Por José Álvaro Cardoso.*
Descontada a utilização político-eleitoral dos indicadores macroeconômicos, a inflação apresenta trajetória preocupante no Brasil. Em março, por exemplo, a variação do custo de vida no município de São Paulo foi de 0,81%, segundo cálculo do DIEESE (ICV-DIEESE). A taxa supera a de fevereiro – que ficou em 0,61% – em 0,20 ponto percentual (p.p.). Os grupos que mais influenciaram a taxa deste mês foram Alimentação (1,83%), Transporte (0,93%), Despesas Pessoais (0,51%) e Habitação (0,29%), os quais, juntos, contribuíram com 0,78 p.p. no cálculo da taxa de março, segundo o setor de cálculo da inflação no DIEESE.
Pelos dados do Índice do Custo de Vida (ICV), observa-se que, em 12 meses, até março, quatro dos 10 grupos que compõem o índice, tiveram variações superiores ao índice geral (6,78%): Saúde (11,24%), Despesas Pessoais (9,19%), Educação e Leitura (9,01%), Despesas Diversas (8,99%) e Alimentação (7,56%). No grupo Saúde (11,24%), os medicamentos e produtos farmacêuticos apresentaram alta acumulada de 5,83%, menor do que a registrada no subgrupo assistência médica, 12,45%, que foi pressionado pelos aumentos nas consultas médicas (13,65%) e seguros e convênios (12,27%).
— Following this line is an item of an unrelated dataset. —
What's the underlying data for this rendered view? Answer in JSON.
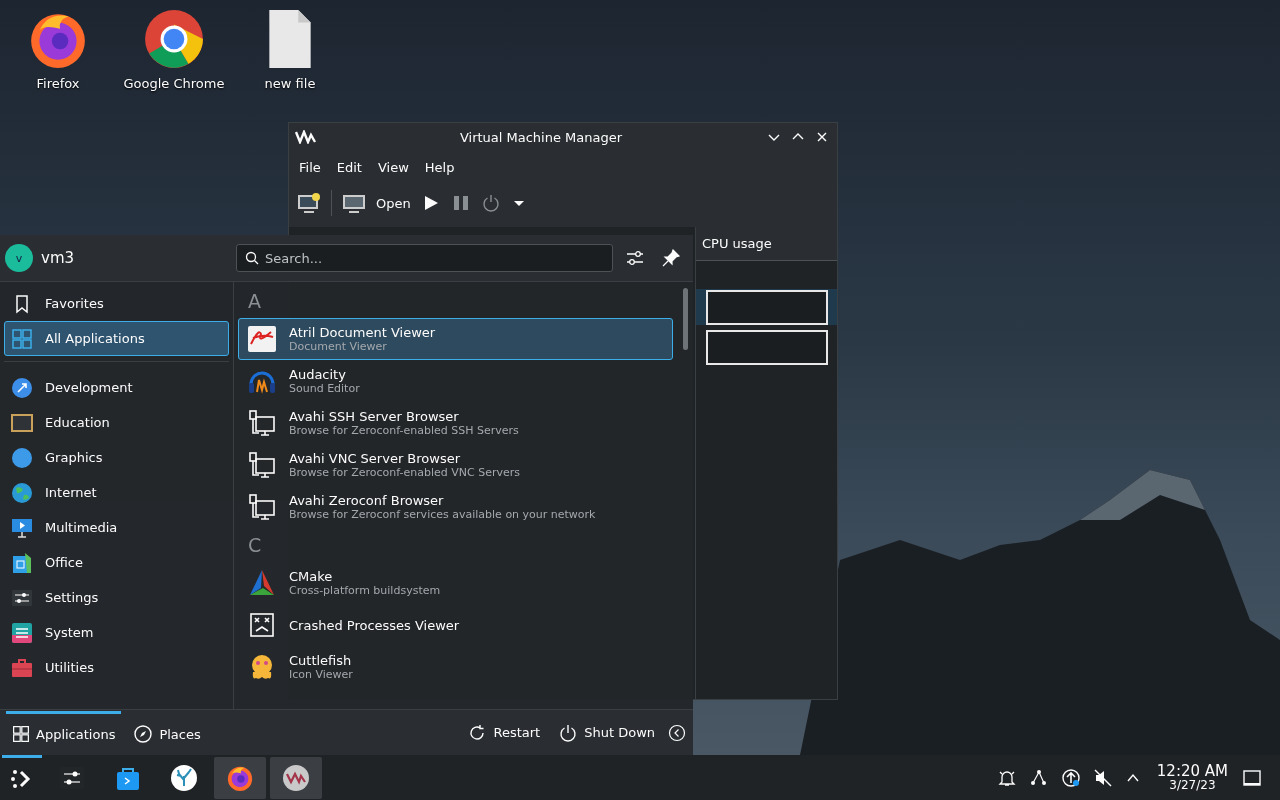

Nas Despesas Pessoais (9,19%), a maior alta foi registrada em fumo e acessórios (12,45%), e em menor intensidade, em higiene e beleza 5,86%. Na Alimentação (7,56% em 12 meses), houve aumento em todos os subgrupos: produtos in natura e semielaborados, 8,48%; indústria da alimentação, 5,25% e alimentação fora do domicílio, 9,31%.
Apesar do Brasil ainda estar dentro da meta inflacionária (quase no teto, pelo índice oficial de inflação, o IPCA), o problema requer atenção porque a pressão inflacionária ocorre num momento em que a economia cresce relativamente pouco. Enquanto o crescimento da economia global está projetado, segundo o Fundo Monetário Internacional (FMI), para 3,6% neste ano e 3,9% no ano que vem, no Brasil as projeções estão em 1,8% em 2014 e 2,7% em 2015. O crescimento previsto do Brasil é bem inferior à média dos países emergentes calculado pelo FMI: 4,9% em 2014 e 5,3% em 2015. Ou seja, o Brasil está com um mix perigoso de indicadores: baixo crescimento com inflação perigosamente em elevação. Reconhecer que isso é um problema não significa, evidentemente, admitir que haja qualquer tipo de descontrole inflacionário.
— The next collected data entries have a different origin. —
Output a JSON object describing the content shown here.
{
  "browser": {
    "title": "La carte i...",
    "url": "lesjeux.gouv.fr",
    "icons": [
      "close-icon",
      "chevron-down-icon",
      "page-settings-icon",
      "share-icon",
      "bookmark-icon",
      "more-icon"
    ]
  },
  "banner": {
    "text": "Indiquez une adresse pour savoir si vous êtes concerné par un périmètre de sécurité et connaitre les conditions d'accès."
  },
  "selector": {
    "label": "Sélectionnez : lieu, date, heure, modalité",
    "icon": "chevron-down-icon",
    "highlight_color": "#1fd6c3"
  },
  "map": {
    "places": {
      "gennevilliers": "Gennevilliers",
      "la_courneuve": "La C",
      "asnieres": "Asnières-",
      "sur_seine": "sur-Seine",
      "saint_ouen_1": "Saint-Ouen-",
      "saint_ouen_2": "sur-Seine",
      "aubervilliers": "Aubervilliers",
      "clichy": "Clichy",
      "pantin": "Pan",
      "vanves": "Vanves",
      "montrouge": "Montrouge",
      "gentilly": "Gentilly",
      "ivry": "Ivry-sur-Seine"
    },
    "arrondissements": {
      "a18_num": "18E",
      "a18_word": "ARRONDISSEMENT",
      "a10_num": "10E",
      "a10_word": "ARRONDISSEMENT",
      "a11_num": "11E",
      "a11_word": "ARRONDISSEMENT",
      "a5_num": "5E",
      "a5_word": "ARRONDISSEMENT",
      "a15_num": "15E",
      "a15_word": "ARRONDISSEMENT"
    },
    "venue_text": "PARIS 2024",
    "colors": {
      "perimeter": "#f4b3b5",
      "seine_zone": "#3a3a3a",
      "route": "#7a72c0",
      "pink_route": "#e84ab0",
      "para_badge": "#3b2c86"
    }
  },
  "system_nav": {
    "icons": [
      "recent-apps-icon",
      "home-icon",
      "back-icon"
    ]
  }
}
Mesmo porque, a última década foi o período mais longo de inflação baixa de toda a história do Brasil. Ademais, em boa parte, a pressão inflacionária decorre uma virtude da política econômica brasileira: a mudança da estrutura de distribuição de renda e a inclusão de milhões de brasileiros, nos últimos anos, no processo de consumo. São milhões de pessoas que passaram a adquirir mais bens, a andar de avião, a acessar o sistema de crédito e consumir mais serviços. Pressionando, portanto, o preço de alguns produtos e, especialmente, serviços, aos quais este segmento da população passou a ter acesso.
Neste momento, a demanda vem sendo garantida pelo aumento da renda e do consumo, que continua sendo incrementada pelo salário mínimo e pelos ganhos reais nas negociações (que continuaram no primeiro quadrimestre, mais ou menos no mesmo ritmo verificado em 2013).
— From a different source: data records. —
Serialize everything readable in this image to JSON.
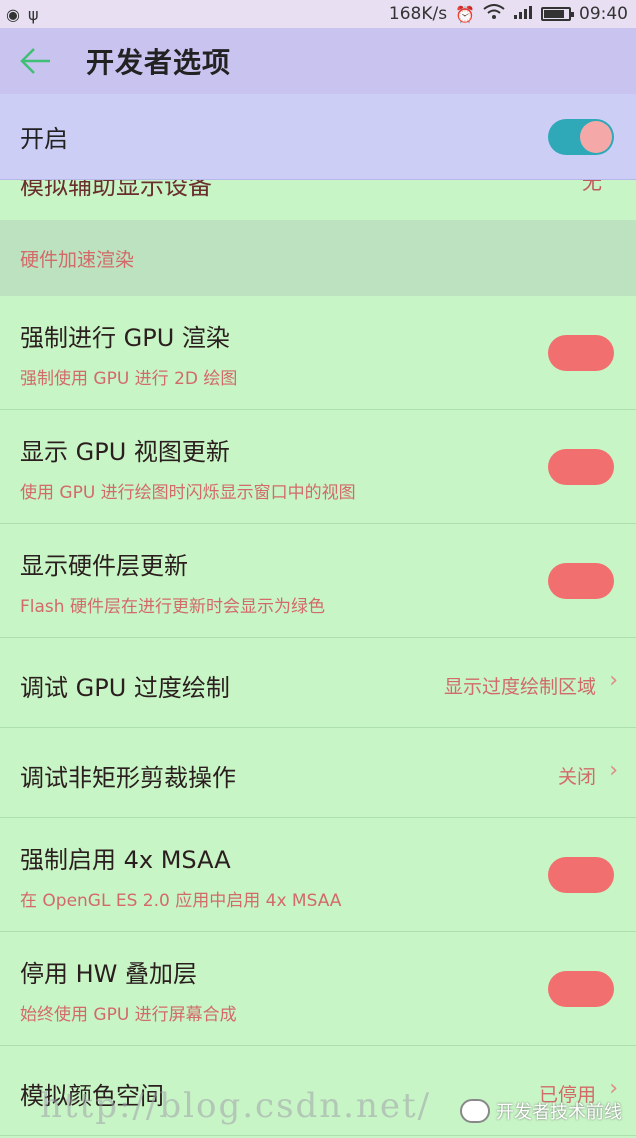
{
  "status_bar": {
    "speed": "168K/s",
    "time": "09:40",
    "left_icons": [
      "notification-icon",
      "usb-icon"
    ],
    "right_icons": [
      "alarm-icon",
      "wifi-icon",
      "signal-icon",
      "battery-icon"
    ]
  },
  "app_bar": {
    "title": "开发者选项",
    "back_icon": "back-arrow-icon"
  },
  "master_switch": {
    "label": "开启",
    "state": "on"
  },
  "clipped_item": {
    "title": "模拟辅助显示设备",
    "value": "无"
  },
  "section_header": "硬件加速渲染",
  "rows": [
    {
      "title": "强制进行 GPU 渲染",
      "subtitle": "强制使用 GPU 进行 2D 绘图",
      "control": "toggle",
      "state": "off"
    },
    {
      "title": "显示 GPU 视图更新",
      "subtitle": "使用 GPU 进行绘图时闪烁显示窗口中的视图",
      "control": "toggle",
      "state": "off"
    },
    {
      "title": "显示硬件层更新",
      "subtitle": "Flash 硬件层在进行更新时会显示为绿色",
      "control": "toggle",
      "state": "off"
    },
    {
      "title": "调试 GPU 过度绘制",
      "value": "显示过度绘制区域",
      "control": "chevron"
    },
    {
      "title": "调试非矩形剪裁操作",
      "value": "关闭",
      "control": "chevron"
    },
    {
      "title": "强制启用 4x MSAA",
      "subtitle": "在 OpenGL ES 2.0 应用中启用 4x MSAA",
      "control": "toggle",
      "state": "off"
    },
    {
      "title": "停用 HW 叠加层",
      "subtitle": "始终使用 GPU 进行屏幕合成",
      "control": "toggle",
      "state": "off"
    },
    {
      "title": "模拟颜色空间",
      "value": "已停用",
      "control": "chevron"
    }
  ],
  "watermark": {
    "url_text": "http://blog.csdn.net/",
    "brand": "开发者技术前线"
  },
  "colors": {
    "background": "#c7f5c5",
    "app_bar": "#c9c3f0",
    "toggle_on_track": "#2fa9b8",
    "toggle_off_track": "#f26f6f",
    "subtitle": "#d36a6a"
  }
}
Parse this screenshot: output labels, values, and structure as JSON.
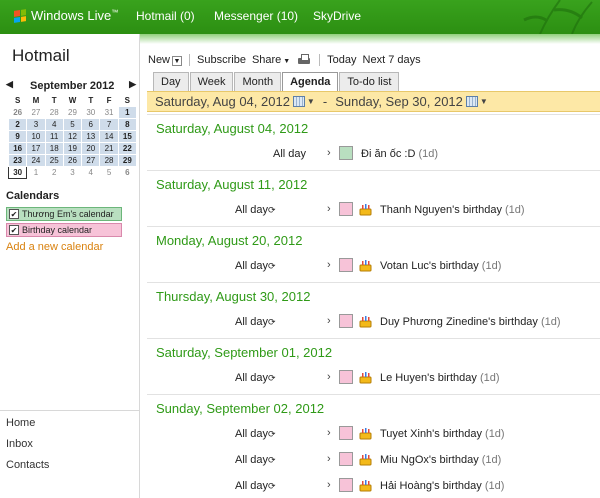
{
  "header": {
    "brand": "Windows Live",
    "brand_mark": "™",
    "nav": [
      "Hotmail (0)",
      "Messenger (10)",
      "SkyDrive"
    ]
  },
  "sidebar": {
    "app_title": "Hotmail",
    "minical": {
      "month_label": "September 2012",
      "weekdays": [
        "S",
        "M",
        "T",
        "W",
        "T",
        "F",
        "S"
      ],
      "weeks": [
        [
          "26",
          "27",
          "28",
          "29",
          "30",
          "31",
          "1"
        ],
        [
          "2",
          "3",
          "4",
          "5",
          "6",
          "7",
          "8"
        ],
        [
          "9",
          "10",
          "11",
          "12",
          "13",
          "14",
          "15"
        ],
        [
          "16",
          "17",
          "18",
          "19",
          "20",
          "21",
          "22"
        ],
        [
          "23",
          "24",
          "25",
          "26",
          "27",
          "28",
          "29"
        ],
        [
          "30",
          "1",
          "2",
          "3",
          "4",
          "5",
          "6"
        ]
      ]
    },
    "calendars_title": "Calendars",
    "calendars": [
      {
        "label": "Thương Em's calendar",
        "color": "#b9dfc0",
        "border": "#6cb67a"
      },
      {
        "label": "Birthday calendar",
        "color": "#f7c3d8",
        "border": "#d989ac"
      }
    ],
    "add_calendar": "Add a new calendar",
    "links": [
      "Home",
      "Inbox",
      "Contacts"
    ]
  },
  "toolbar": {
    "new": "New",
    "subscribe": "Subscribe",
    "share": "Share",
    "today": "Today",
    "next7": "Next 7 days"
  },
  "tabs": [
    "Day",
    "Week",
    "Month",
    "Agenda",
    "To-do list"
  ],
  "active_tab": "Agenda",
  "range": {
    "start": "Saturday, Aug 04, 2012",
    "separator": "-",
    "end": "Sunday, Sep 30, 2012"
  },
  "agenda": [
    {
      "date": "Saturday, August 04, 2012",
      "events": [
        {
          "allday": "All day",
          "recurring": false,
          "birthday": false,
          "title": "Đi ăn ốc :D",
          "duration": "(1d)",
          "swatch": "#b9dfc0"
        }
      ]
    },
    {
      "date": "Saturday, August 11, 2012",
      "events": [
        {
          "allday": "All day",
          "recurring": true,
          "birthday": true,
          "title": "Thanh Nguyen's birthday",
          "duration": "(1d)",
          "swatch": "#f7c3d8"
        }
      ]
    },
    {
      "date": "Monday, August 20, 2012",
      "events": [
        {
          "allday": "All day",
          "recurring": true,
          "birthday": true,
          "title": "Votan Luc's birthday",
          "duration": "(1d)",
          "swatch": "#f7c3d8"
        }
      ]
    },
    {
      "date": "Thursday, August 30, 2012",
      "events": [
        {
          "allday": "All day",
          "recurring": true,
          "birthday": true,
          "title": "Duy Phương Zinedine's birthday",
          "duration": "(1d)",
          "swatch": "#f7c3d8"
        }
      ]
    },
    {
      "date": "Saturday, September 01, 2012",
      "events": [
        {
          "allday": "All day",
          "recurring": true,
          "birthday": true,
          "title": "Le Huyen's birthday",
          "duration": "(1d)",
          "swatch": "#f7c3d8"
        }
      ]
    },
    {
      "date": "Sunday, September 02, 2012",
      "events": [
        {
          "allday": "All day",
          "recurring": true,
          "birthday": true,
          "title": "Tuyet Xinh's birthday",
          "duration": "(1d)",
          "swatch": "#f7c3d8"
        },
        {
          "allday": "All day",
          "recurring": true,
          "birthday": true,
          "title": "Miu NgOx's birthday",
          "duration": "(1d)",
          "swatch": "#f7c3d8"
        },
        {
          "allday": "All day",
          "recurring": true,
          "birthday": true,
          "title": "Hải Hoàng's birthday",
          "duration": "(1d)",
          "swatch": "#f7c3d8"
        }
      ]
    }
  ]
}
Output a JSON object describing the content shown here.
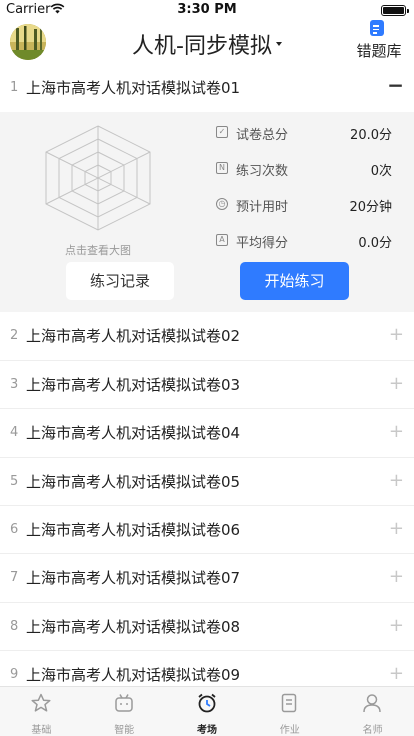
{
  "status_bar": {
    "carrier": "Carrier",
    "time": "3:30 PM"
  },
  "header": {
    "title": "人机-同步模拟",
    "wrong_book_label": "错题库"
  },
  "papers": [
    {
      "index": "1",
      "title": "上海市高考人机对话模拟试卷01",
      "expanded": true
    },
    {
      "index": "2",
      "title": "上海市高考人机对话模拟试卷02"
    },
    {
      "index": "3",
      "title": "上海市高考人机对话模拟试卷03"
    },
    {
      "index": "4",
      "title": "上海市高考人机对话模拟试卷04"
    },
    {
      "index": "5",
      "title": "上海市高考人机对话模拟试卷05"
    },
    {
      "index": "6",
      "title": "上海市高考人机对话模拟试卷06"
    },
    {
      "index": "7",
      "title": "上海市高考人机对话模拟试卷07"
    },
    {
      "index": "8",
      "title": "上海市高考人机对话模拟试卷08"
    },
    {
      "index": "9",
      "title": "上海市高考人机对话模拟试卷09"
    }
  ],
  "detail": {
    "radar_caption": "点击查看大图",
    "stats": [
      {
        "icon": "checkbox-icon",
        "label": "试卷总分",
        "value": "20.0分"
      },
      {
        "icon": "n-badge-icon",
        "label": "练习次数",
        "value": "0次"
      },
      {
        "icon": "clock-icon",
        "label": "预计用时",
        "value": "20分钟"
      },
      {
        "icon": "a-badge-icon",
        "label": "平均得分",
        "value": "0.0分"
      }
    ],
    "record_button": "练习记录",
    "start_button": "开始练习"
  },
  "tabs": [
    {
      "label": "基础",
      "icon": "star-icon",
      "active": false
    },
    {
      "label": "智能",
      "icon": "robot-tv-icon",
      "active": false
    },
    {
      "label": "考场",
      "icon": "alarm-clock-icon",
      "active": true
    },
    {
      "label": "作业",
      "icon": "document-icon",
      "active": false
    },
    {
      "label": "名师",
      "icon": "teacher-icon",
      "active": false
    }
  ],
  "colors": {
    "accent": "#2f7bff",
    "panel_bg": "#f4f4f4",
    "divider": "#eeeeee"
  }
}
Vale lembrar que, segundo os dados do Produto Interno Bruto (PIB), o consumo das famílias subiu, pelo décimo ano seguido em 2013 (2,3%). Ou seja são 120 meses de crescimento ininterrupto, o que certamente colocou o padrão de consumo das famílias brasileiras em um outro patamar. Como a taxa de investimentos não cresceu no mesmo ritmo certamente existe aí um desequilíbrio entre oferta e demanda que, em parte, é suprido por importações, e, em outra parte, responde por uma fatia da pressão inflacionária.
*Economista e supervisor técnico do DIEESE em Santa Catarina.